Die für heute angesetzte mündliche Verhandlung zum Buch "Stuttgarter NS - Täter"
ist kurzfristig abgesagt worden. Grund ist der Rückzug des Antrags auf
einstweilige Verfügung durch den Kläger, des Stuttgarter Rechtsanwaltes
Volker Lemp. Dieser geht juristisch wegen des Kapitels über seinen
Großvater Karl Lempp gegen den Autor, Arzt und NS-Forscher Karl-Horst
Marquart sowie dessen Verleger, Hermann G. Abmayr vor.

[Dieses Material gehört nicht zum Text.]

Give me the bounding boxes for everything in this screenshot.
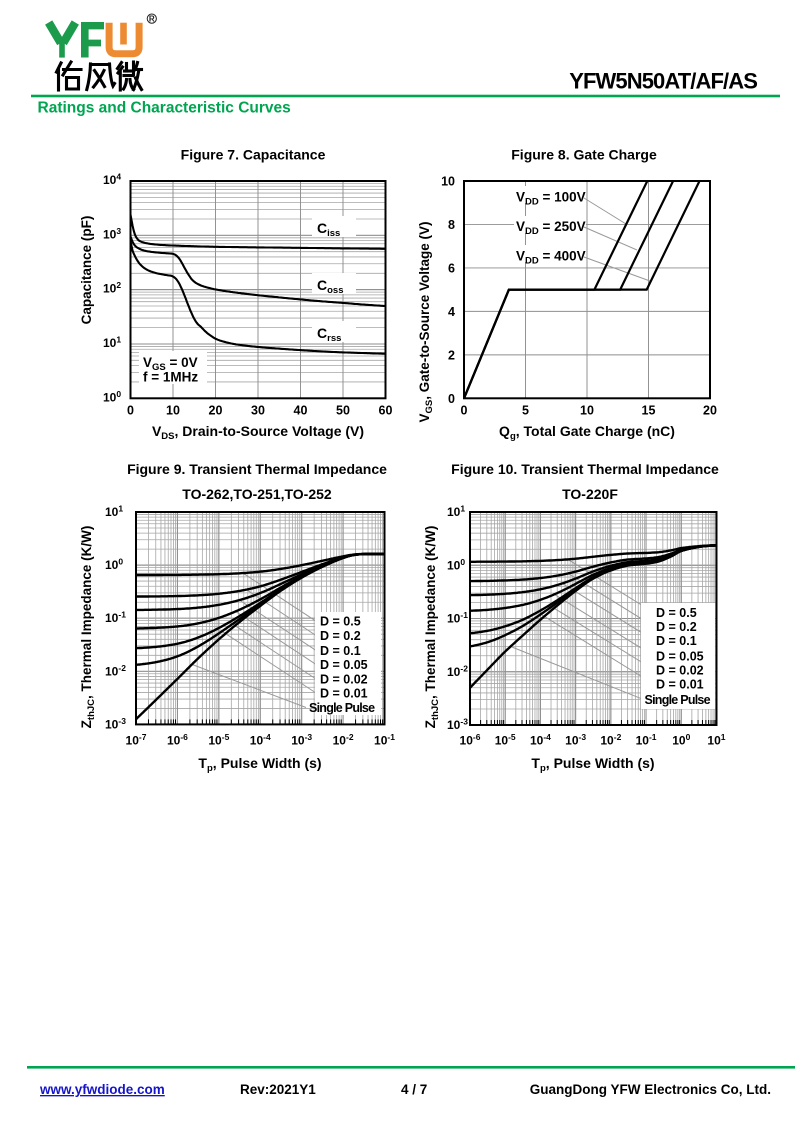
svg-text:D = 0.5: D = 0.5 bbox=[320, 615, 361, 629]
svg-text:GuangDong YFW Electronics Co,: GuangDong YFW Electronics Co, Ltd. bbox=[530, 1082, 771, 1097]
svg-text:6: 6 bbox=[448, 261, 455, 275]
svg-text:20: 20 bbox=[703, 404, 717, 418]
svg-text:Ratings and Characteristic Cur: Ratings and Characteristic Curves bbox=[38, 100, 291, 117]
svg-text:D = 0.1: D = 0.1 bbox=[656, 634, 697, 648]
svg-text:Tp, Pulse Width (s): Tp, Pulse Width (s) bbox=[531, 755, 654, 774]
svg-text:10: 10 bbox=[441, 175, 455, 189]
svg-text:0: 0 bbox=[461, 404, 468, 418]
svg-text:Figure 7. Capacitance: Figure 7. Capacitance bbox=[181, 147, 326, 163]
svg-text:D = 0.2: D = 0.2 bbox=[320, 629, 361, 643]
svg-text:Qg, Total Gate Charge (nC): Qg, Total Gate Charge (nC) bbox=[499, 423, 675, 442]
svg-text:f = 1MHz: f = 1MHz bbox=[143, 370, 198, 385]
svg-text:D = 0.05: D = 0.05 bbox=[656, 650, 704, 664]
svg-text:0: 0 bbox=[448, 392, 455, 406]
svg-text:15: 15 bbox=[642, 404, 656, 418]
svg-text:ZthJC, Thermal Impedance (K/W): ZthJC, Thermal Impedance (K/W) bbox=[79, 526, 97, 729]
svg-text:D = 0.01: D = 0.01 bbox=[656, 678, 704, 692]
svg-text:D = 0.02: D = 0.02 bbox=[320, 673, 368, 687]
svg-text:Single Pulse: Single Pulse bbox=[645, 693, 711, 707]
svg-text:40: 40 bbox=[294, 404, 308, 418]
svg-text:Figure 10. Transient Thermal I: Figure 10. Transient Thermal Impedance bbox=[451, 461, 719, 477]
svg-text:Single Pulse: Single Pulse bbox=[309, 701, 375, 715]
svg-text:10: 10 bbox=[166, 404, 180, 418]
svg-text:60: 60 bbox=[379, 404, 393, 418]
svg-text:8: 8 bbox=[448, 218, 455, 232]
svg-text:10: 10 bbox=[580, 404, 594, 418]
svg-text:TO-220F: TO-220F bbox=[562, 486, 618, 502]
svg-text:www.yfwdiode.com: www.yfwdiode.com bbox=[39, 1082, 165, 1097]
svg-text:4 / 7: 4 / 7 bbox=[401, 1082, 427, 1097]
svg-text:2: 2 bbox=[448, 348, 455, 362]
svg-text:D = 0.01: D = 0.01 bbox=[320, 687, 368, 701]
svg-text:TO-262,TO-251,TO-252: TO-262,TO-251,TO-252 bbox=[182, 486, 332, 502]
svg-text:D = 0.05: D = 0.05 bbox=[320, 658, 368, 672]
svg-text:Rev:2021Y1: Rev:2021Y1 bbox=[240, 1082, 316, 1097]
svg-text:Figure 8. Gate Charge: Figure 8. Gate Charge bbox=[511, 147, 657, 163]
svg-text:30: 30 bbox=[251, 404, 265, 418]
svg-text:0: 0 bbox=[127, 404, 134, 418]
svg-text:VGS, Gate-to-Source Voltage (V: VGS, Gate-to-Source Voltage (V) bbox=[417, 221, 435, 422]
svg-text:50: 50 bbox=[336, 404, 350, 418]
svg-text:4: 4 bbox=[448, 305, 455, 319]
svg-text:5: 5 bbox=[522, 404, 529, 418]
svg-text:ZthJC, Thermal Impedance (K/W): ZthJC, Thermal Impedance (K/W) bbox=[423, 526, 441, 729]
svg-text:D = 0.1: D = 0.1 bbox=[320, 644, 361, 658]
svg-text:Tp, Pulse Width (s): Tp, Pulse Width (s) bbox=[198, 755, 321, 774]
svg-text:D = 0.5: D = 0.5 bbox=[656, 606, 697, 620]
svg-text:Capacitance (pF): Capacitance (pF) bbox=[79, 216, 94, 325]
svg-text:20: 20 bbox=[209, 404, 223, 418]
svg-text:D = 0.2: D = 0.2 bbox=[656, 620, 697, 634]
svg-text:D = 0.02: D = 0.02 bbox=[656, 663, 704, 677]
svg-text:VDS, Drain-to-Source Voltage (: VDS, Drain-to-Source Voltage (V) bbox=[152, 423, 364, 442]
svg-text:YFW5N50AT/AF/AS: YFW5N50AT/AF/AS bbox=[569, 69, 757, 94]
svg-text:Figure 9. Transient Thermal Im: Figure 9. Transient Thermal Impedance bbox=[127, 461, 387, 477]
svg-text:R: R bbox=[149, 15, 155, 24]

Karl Lempp, ehemaliger Leiter des Städtischen Kinderheims sowie des
Städtischen Gesundheitsamtes war laut Darstellung des Buches als
leitender städtischer Beamter an Zwangsterilisierungen und an
Kindereuthanasie beteiligt. Sein Enkel wollte mittels
Unterlassungsklage erzwingen, die Verbreitung des Buches "sofort
und so lange einzustellen, bis die Seiten, die Herrn Dr. Karl Lempp
betreffen, aus dem Buch entfernt oder unkenntlich gemacht worden sind,
einschließlich der Namensnennung auf der rückwärtigen Umschlagseite und
im Inhaltsverzeichnis". Für den Fall der Zuwiderhandlung wurde
beantragt, dem Verleger und dem Autor ein Ordnungsgeld bis zu je
250.000,00 € bzw. Ordnungshaft bis zu sechs Monaten anzudrohen.
Der
für die heutige Verhandlung vorhergesehene Raum 155 des Stuttgarter war
mit weit über 100 Teilnehmern völlig überfüllt. Auf dem Gang vor dem Saal drängten sich dutzende
weitere Interessierte, darunter eine Schulklasse. Vertreter des Arbeitskreis „Euthanasie“, der Stolperstein-Initiativen, von den AnStiftern, des Schmetterling Verlages sowie Herausgeber und Autoren informierten die Anwesenden im Gerichtssaal kurz über die Ereignisse.
Mit "gemischten Gefühlen"
wurde die geplatzte Verhandlung von den Vertretern der Initativen
aufgenommen. Auch wenn damit vorerst der Druck und auch die
wirtschaftlichen Folgen von Verlag und Herausgeber genommen sein
dürfte, bliebe damit doch die Stuttgarter "Kultur des Wegschauens" vorerst unangetastet. "Bei einer Verhandlung wären die Vertreter der Stadt zu einer Stellungnahme gezwungen worden",
so einer der Vertreter. Schließlich schlummern in den Archiven der
Stadt meterweise Akten über die an den Verbrechen während des
Faschismus Beteiligten, die noch immer nicht aufgearbeitet wurden. Das
unterstreicht die Notwendigkeit eines Dokumentationszentrums, das nach
den Vorstellungen der Initiative Gedenkort Hotel Silber in der ehemaligen GeStaPo Zentrale eingerichtet werden soll. Aktuell ist das ehemalige Hotel jedoch vom Abriß bedroht.
Volker
Lempp erhielt gestern abend durch die Anwälte der Beklagten
umfangreiche Post. Mit der 12 seitigen Erwiderung und der ergänzenden
15 seitigen Anlage belegen die Verteidiger, dass "(...) Dr. Lempp federführend in das Zwangssterilisationsverfahren im hiesigen Raum involviert war (...)".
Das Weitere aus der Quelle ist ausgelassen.